Das Wohnrecht ist ein im Grundbuch eintragbares Nutzungsrecht, das einer bestimmten Person erlaubt, eine Immobilie oder einen Teil davon dauerhaft zu bewohnen. Es handelt sich um ein sogenanntes persönliches Recht, das nicht übertragbar ist und ausschließlich der berechtigten Person zugutekommt. Das Wohnrecht wird häufig im familiären Kontext vereinbart, etwa wenn Eltern ihr Haus an die Kinder übertragen, aber weiterhin darin leben möchten.

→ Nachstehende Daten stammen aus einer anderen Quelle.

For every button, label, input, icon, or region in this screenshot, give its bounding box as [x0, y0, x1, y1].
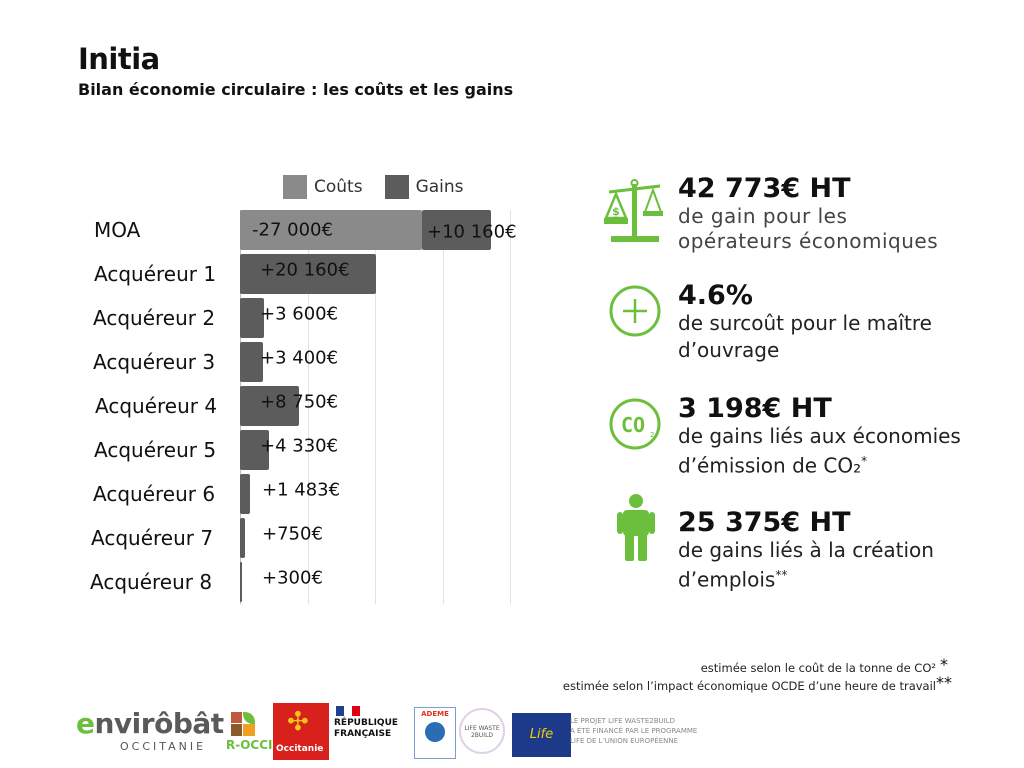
footnote-co2: estimée selon le coût de la tonne de CO² — [700, 661, 936, 675]
balance-scale-icon: $ — [604, 179, 663, 242]
data-label-gain: +10 160€ — [427, 221, 517, 243]
gridline — [307, 210, 309, 604]
bar-cost — [240, 210, 423, 250]
bar-gain — [240, 254, 377, 294]
footnote-mark: * — [861, 454, 868, 468]
footnote-mark: * — [940, 655, 948, 674]
bar-chart: MOA -27 000€ +10 160€ Acquéreur 1 +20 160€ Ac… — [0, 0, 560, 620]
category-label: Acquéreur 7 — [91, 526, 214, 550]
bar-gain — [240, 342, 263, 382]
kpi-owner-overcost: 4.6% de surcoût pour le maître d’ouvrage — [678, 281, 932, 363]
svg-text:$: $ — [612, 205, 620, 218]
category-label: Acquéreur 2 — [93, 306, 216, 330]
category-label: Acquéreur 5 — [94, 438, 217, 462]
kpi-value: 42 773€ HT — [678, 173, 851, 204]
eu-life-logo: Life — [512, 713, 571, 757]
bar-gain — [240, 474, 250, 514]
co2-icon: CO 2 — [609, 398, 661, 450]
life-funding-text: LE PROJET LIFE WASTE2BUILD A ÉTÉ FINANCÉ … — [570, 717, 698, 745]
kpi-desc: d’emplois — [678, 567, 776, 592]
bar-gain — [240, 386, 300, 426]
kpi-co2-gain: 3 198€ HT de gains liés aux économies d’… — [678, 394, 961, 479]
rocci-logo-text: R-OCCI — [226, 738, 273, 752]
rocci-logo-icon — [231, 712, 255, 736]
french-flag-icon — [336, 706, 360, 716]
data-label-gain: +300€ — [262, 567, 323, 589]
legend-label: Gains — [415, 177, 464, 197]
data-label-gain: +750€ — [262, 523, 323, 545]
person-icon — [617, 494, 655, 561]
bar-gain — [240, 430, 270, 470]
kpi-jobs-gain: 25 375€ HT de gains liés à la création d… — [678, 508, 934, 593]
gridline — [442, 210, 444, 604]
kpi-operators-gain: 42 773€ HT de gain pour les opérateurs é… — [678, 174, 938, 254]
ademe-logo: ADEME — [414, 707, 456, 759]
republique-francaise-logo: RÉPUBLIQUE FRANÇAISE — [334, 718, 399, 739]
footnote-jobs: estimée selon l’impact économique OCDE d… — [562, 679, 936, 693]
data-label-cost: -27 000€ — [252, 219, 333, 241]
plus-circle-icon — [609, 285, 661, 337]
gridline — [375, 210, 376, 604]
data-label-gain: +20 160€ — [260, 259, 350, 281]
bar-gain — [240, 518, 246, 558]
life-waste2build-logo: LIFE WASTE 2BUILD — [459, 708, 505, 754]
partner-logos: envirôbât OCCITANIE R-OCCI ✣ Occitanie R… — [76, 703, 706, 763]
data-label-gain: +3 600€ — [260, 303, 339, 325]
envirobat-logo: envirôbât — [76, 707, 224, 740]
footnote-mark: ** — [936, 673, 952, 692]
data-label-gain: +3 400€ — [260, 347, 339, 369]
category-label: Acquéreur 3 — [93, 350, 216, 374]
page-subtitle: Bilan économie circulaire : les coûts et… — [78, 80, 514, 99]
kpi-value: 3 198€ HT — [678, 393, 832, 424]
legend-costs: Coûts — [283, 175, 363, 199]
kpi-desc: d’ouvrage — [678, 338, 780, 362]
category-label: MOA — [94, 218, 141, 242]
legend-gains: Gains — [384, 175, 464, 199]
svg-text:2: 2 — [650, 431, 654, 439]
category-label: Acquéreur 1 — [94, 262, 217, 286]
kpi-desc: de gains liés à la création — [678, 538, 934, 562]
data-label-gain: +1 483€ — [262, 479, 341, 501]
legend-swatch-costs — [283, 175, 307, 199]
occitanie-logo: ✣ Occitanie — [273, 703, 329, 760]
chart-legend: Coûts Gains — [283, 175, 486, 199]
bar-gain — [240, 562, 243, 602]
gridline — [510, 210, 511, 604]
footnote-mark: ** — [775, 568, 788, 582]
kpi-value: 4.6% — [678, 280, 753, 311]
category-label: Acquéreur 8 — [90, 570, 213, 594]
data-label-gain: +4 330€ — [260, 435, 339, 457]
category-label: Acquéreur 6 — [93, 482, 216, 506]
kpi-value: 25 375€ HT — [678, 507, 851, 538]
kpi-desc: de gains liés aux économies — [678, 424, 961, 448]
legend-label: Coûts — [314, 177, 363, 197]
kpi-desc: opérateurs économiques — [678, 229, 939, 253]
bar-gain — [422, 210, 491, 250]
envirobat-subtitle: OCCITANIE — [120, 740, 207, 753]
kpi-desc: de surcoût pour le maître — [678, 311, 932, 335]
svg-text:CO: CO — [621, 413, 645, 437]
bar-gain — [240, 298, 265, 338]
kpi-desc: de gain pour les — [678, 204, 848, 228]
page-title: Initia — [78, 42, 160, 76]
kpi-desc: d’émission de CO₂ — [678, 453, 862, 478]
category-label: Acquéreur 4 — [95, 394, 218, 418]
data-label-gain: +8 750€ — [260, 391, 339, 413]
legend-swatch-gains — [384, 175, 409, 199]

Für Laien ist das Wohnrecht deshalb wichtig zu verstehen, weil es den Wert und die Nutzungsmöglichkeiten einer Immobilie erheblich beeinflussen kann. Eigentümer, Käufer oder Erben müssen wissen, welche Rechte und Einschränkungen mit einem bestehenden Wohnrecht verbunden sind.
Wohnrecht Formen und Gestaltung
Es gibt verschiedene Formen des Wohnrechts. Am bekanntesten ist das lebenslange Wohnrecht. Dabei darf die berechtigte Person die Immobilie bis zum Lebensende nutzen. Daneben existieren zeitlich befristete Wohnrechte, die nur für einen bestimmten Zeitraum gelten. Beide Varianten können individuell gestaltet werden, zum Beispiel in Bezug auf die Nutzung einzelner Räume, die gemeinsame Benutzung von Gemeinschaftsflächen oder die Verpflichtung zur Kostenbeteiligung.
Die Vereinbarung eines Wohnrechts erfolgt üblicherweise durch einen notariellen Vertrag und wird anschließend ins Grundbuch eingetragen. Erst durch diese Eintragung wird das Wohnrecht gegenüber Dritten rechtlich abgesichert. Das bedeutet, selbst wenn die Immobilie verkauft wird, bleibt das Wohnrecht bestehen.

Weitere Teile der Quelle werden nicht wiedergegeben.